The famous economist and historian Murray N. Rothbard wrote the following in his classic work, “Anatomy of the State,”

“Once a State has been established, the problem of the ruling group or ‘caste’ is how to maintain their rule. While force is their modus operandi, their basic and long- run problem is ideological. For in order to continue in office, any government (not simply a ‘democratic’ government) must have the support of the majority of its subjects. This support, it must be noted, need not be active enthusiasm; it may well be passive resignation as if to an inevitable law of nature.” (p. 18)

When seeking the citizenry’s support, perhaps no scheme is more effective than dangling one’s livelihood before their eyes. As governments continue to expand, the population’s reliance on government safety nets has increased with it. There are now endless discussions around enshrining certain benefits as human rights. These expectations have resulted in some individuals making incentive-based decisions about whether it is even beneficial for them to find employment. Clearly, the gravy train has gone off the rails. Long gone are the days when the government operated as a collective group of individuals legitimized by protecting individual rights to life, liberty, and property. Today’s governments resemble huge cash cows, compelled to carry on funding all sorts of expensive programs and cooking up endless new positive right initiatives to maintain popular support. Every four years, many ballots are cast based on promises of increased financial incentives for the low and middle classes. As a consequence of central banking, most of these promises are funded without ever raising taxes, and few question the sustainability of such activities.

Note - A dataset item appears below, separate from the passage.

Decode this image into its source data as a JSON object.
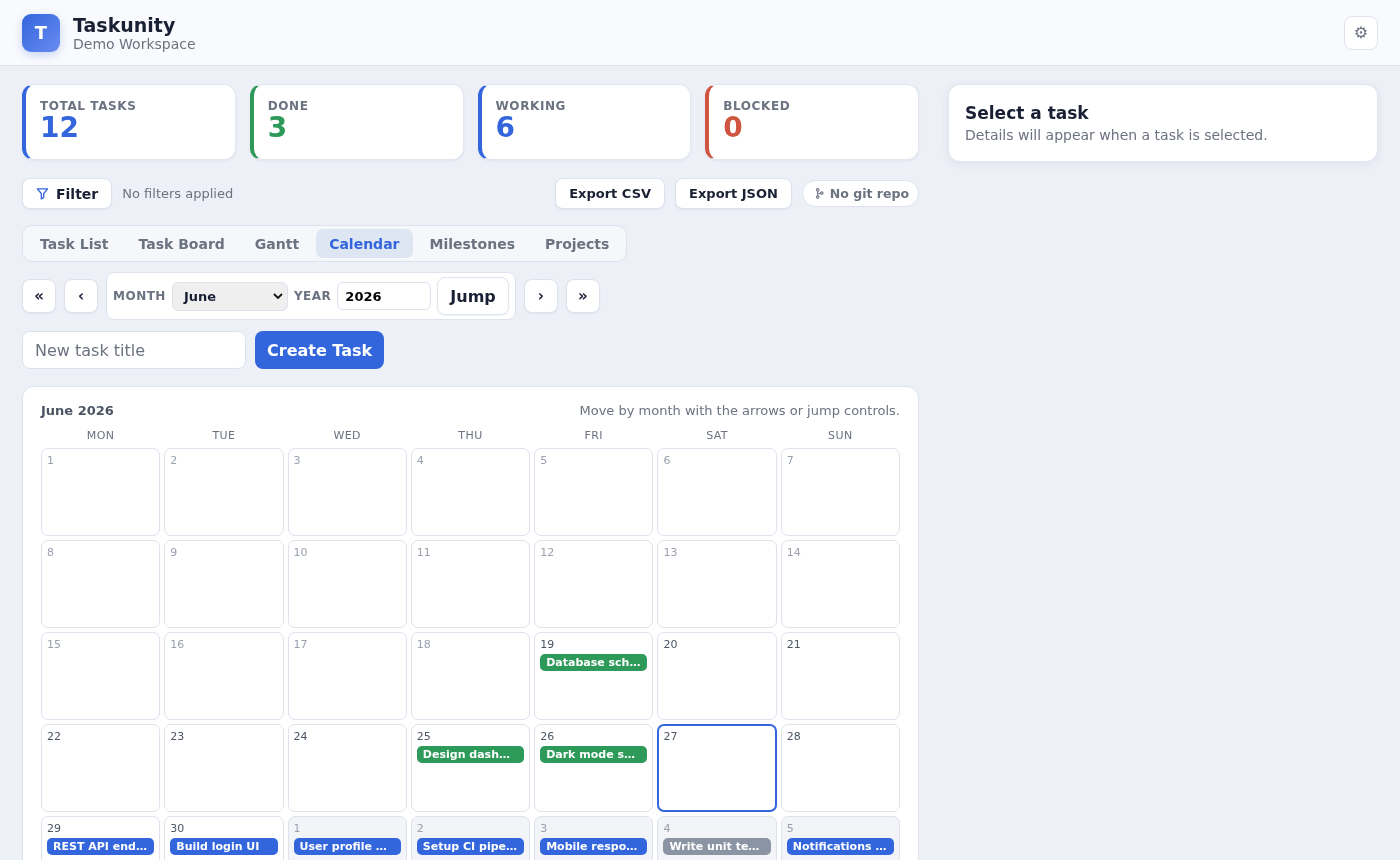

Consider the effects on voting behaviour if charity was solely an individual, community, or corporate pursuit. Back page topics would make their way into more serious discussions and contribute to superior policies – well, theoretically anyway. In the previous section, we visualized how communities, strengthened through neighbourly love, might impact society. Imagine how modified expectations might affect government size and the government’s claim to being our caretaker. For those yearning for freedom, from the classical liberal straight through to the anarchist, there’s consensus that the current size and scope of government is grotesque. Negating the government’s capacity regarding charity would take a small step towards undermining its authority, impacting future policies, and reducing its overall size.

In closing out this section, we would be wise to recognize government assistance for what it is – relief with conditions. The conditions being we accept the countless negative trade-offs, agree with the size and scope of government, and remember which hand has been feeding us through the next election cycle. Murray Rothbard put it simply in his book “Power and Market: Government and the Economy,”

“It is curious that people tend to regard government as a quasi-divine, selfless, Santa Claus organization. Government was constructed neither for ability nor for the exercise of loving care; government was built for the use of force and for necessarily demagogic appeals for votes. If individuals do not know their own interests in many cases, they are free to turn to private experts for guidance. It is absurd to say that they will be served better by a coercive, demagogic apparatus.”

In Closing

“The Golden Rule,” as it is best known, instructs us to treat others the way we want to be treated. I recently heard the following thought-provoking statement from Michael McCullough during an episode of Russ Roberts’ show “EconTalk,”

“We’ve tried on a couple of occasions to study the Golden Rule and it’s hard, to study in the laboratory.”

Interesting. It’s as though most people accept this rule as a natural law despite having no explanation as to how it works. Maybe that’s because it doesn’t really matter in the end. Perhaps what matters is that generosity benefits both parties, increases the prospect of peace, and reduces government legitimacy. Sounds pretty good to me.